To rid the subordination and attitudes of inferiority among women by men was what Justice Ginsburg set out to do—and while some may rightfully argue that her goal has not yet been achieved, she made room for many more young women to achieve it.

The younger generation’s awareness of Justice Ginsburg’s work turned her into a viral icon in her late 80s. Perhaps one of her greatest lessons to the younger generations was that women can work and be mothers at the same time. But above all—all the politics, the polarization, and the disputes over her seat—Ginsburg was a mother, a daughter, a sister, a friend, and as her granddaughter Clara called her: Bubbie, the Yiddish word for grandmother.

On Friday, many learned of Ginsburg’s passing on the Jewish new year, called Rosh Hashanah, falling on a Friday evening, which also marks the beginning of Shabbat: Judaism’s day of rest, and the seventh day of the week. The simultaneous occurrence of these two events brought further special meaning to Ginsburg’s life.  

As tweeted by writer and book critic Ruth Franklin, “a person who dies on Rosh Hashanah, which began tonight, is a tzaddik, a person of great righteousness.” Ginsburg has appropriately been attributed this title for the work she’s done throughout her fiercely trailblazing career.

With her passing on Rosh Hashanah, her family hadn’t had the proper time to mourn.

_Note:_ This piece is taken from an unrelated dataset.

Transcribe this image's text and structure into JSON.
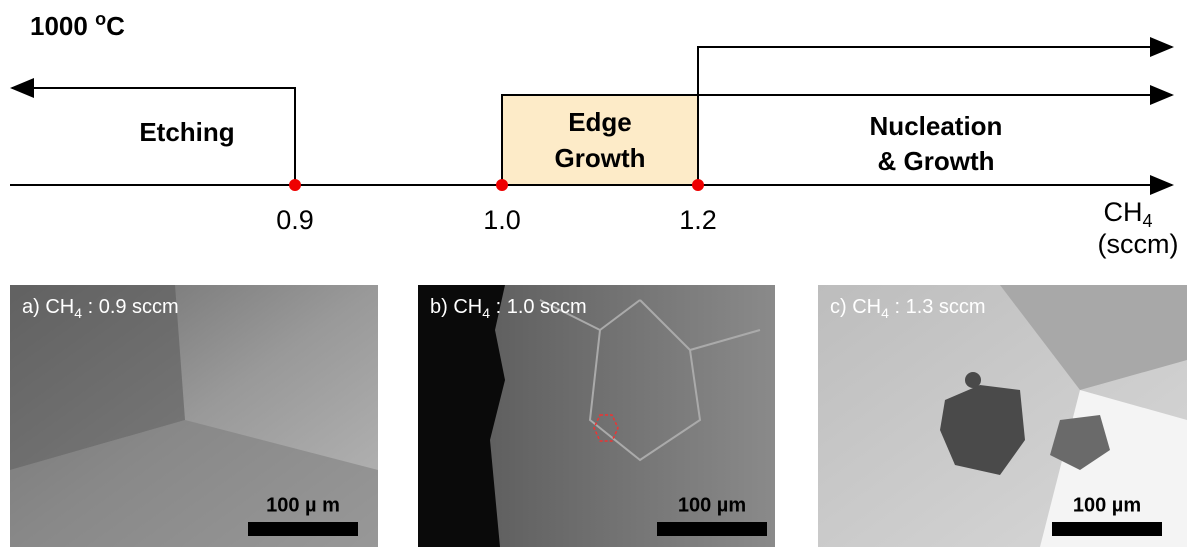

When an individual passes away on Yom Tov or a Jewish holiday, their funeral services and family’s Shiva services—the week-long mourning period in Judaism for immediate relatives—cannot begin until after the day after

Both the internet and the Republican party had begun thinking of an individual to fill her seat almost immediately after hearing of her passing. It’s harder to grapple with this while watching conservative and liberal representatives battle over the ethical dilemma of her now-empty Supreme Court seat, knowing her loved ones didn’t have the proper time to celebrate her life.

While the politicization of the now-empty Supreme Court seat is inevitable, may Ginsburg’s memory be a blessing, and also a revolution.